Indy Publisher Pulls Contortion Act To Escape Debt
Caught between an advertising recession, the changing news business and an ugly balance sheet, Independent News & Media has conjured an ambitious plan cut its debt by €350 million (£321.8 million) this year.
INM is asking bondholders, who are owed €300 million (£275.8 million), to write off almost half that debt in return for new shares representing 46 percent of the company. And it’s calling on shareholders to back a heavily discounted rights issue. Release
This all means that the company is not—in the immediate future—shutting or selling The Independent and Independent on Sunday, despite the protests of rebel shareholder Denis O’Brien, who owns 26.4 percent of shares and has repeated his calls for the loss-making title to be jettisoned
INM hasn’t ruled out selling the Indy and would surely be all ears to a credible offer—but as it pointed out earlier this month, “an immediate closure of these titles would carry significant guaranteed contractual costs”.
Refinancing details…
—Bondholder deal IThe company needs bondholders representing 75 percent of the bond’s value to green light the deal; so far a committee representing 39 percent have agreed to take part.

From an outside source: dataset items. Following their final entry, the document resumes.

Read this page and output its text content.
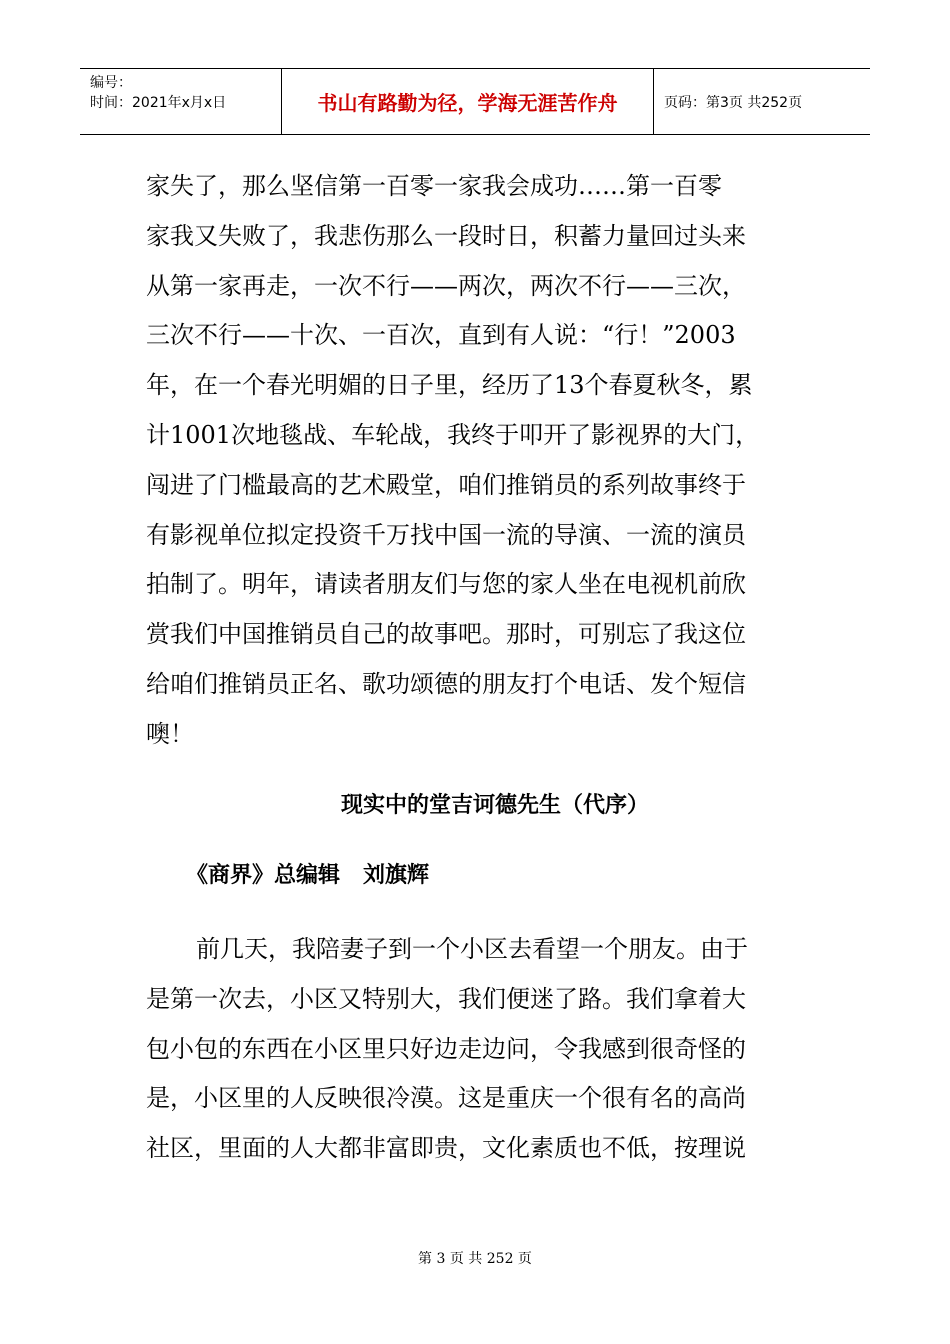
编号：
时间：2021年x月x日	书山有路勤为径，学海无涯苦作舟	页码：第3页 共252页
家失了，那么坚信第一百零一家我会成功……第一百零
家我又失败了，我悲伤那么一段时日，积蓄力量回过头来
从第一家再走，一次不行——两次，两次不行——三次，
三次不行——十次、一百次，直到有人说：“行！”2003
年，在一个春光明媚的日子里，经历了13个春夏秋冬，累
计1001次地毯战、车轮战，我终于叩开了影视界的大门，
闯进了门槛最高的艺术殿堂，咱们推销员的系列故事终于
有影视单位拟定投资千万找中国一流的导演、一流的演员
拍制了。明年，请读者朋友们与您的家人坐在电视机前欣
赏我们中国推销员自己的故事吧。那时，可别忘了我这位
给咱们推销员正名、歌功颂德的朋友打个电话、发个短信
噢！
现实中的堂吉诃德先生（代序）
《商界》总编辑   刘旗辉
前几天，我陪妻子到一个小区去看望一个朋友。由于
是第一次去，小区又特别大，我们便迷了路。我们拿着大
包小包的东西在小区里只好边走边问，令我感到很奇怪的
是，小区里的人反映很冷漠。这是重庆一个很有名的高尚
社区，里面的人大都非富即贵，文化素质也不低，按理说
第 3 页 共 252 页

—Rights issue: The shares are heavily discounted by 81 percent to €0.05. But the rights issue is conditional on the bondholder debt-for-equity deal going through.
—New banking deal: Debt covenants have been revised with a new four-and-a-half-year timeframe. Bank approval is needed for that but INM says the deal has “broad support” of its lending banks.
—Sale cash in the bank: The rest of the cash has already been raised from selling off stakes in foreign media businesses such as a 7.3 percent in Indian publisher Jagran Prakashan. The board has agreed to sell South African advertising business INM Outdoor, but shareholders will vote on that sale at an Extraordinary General Meeting.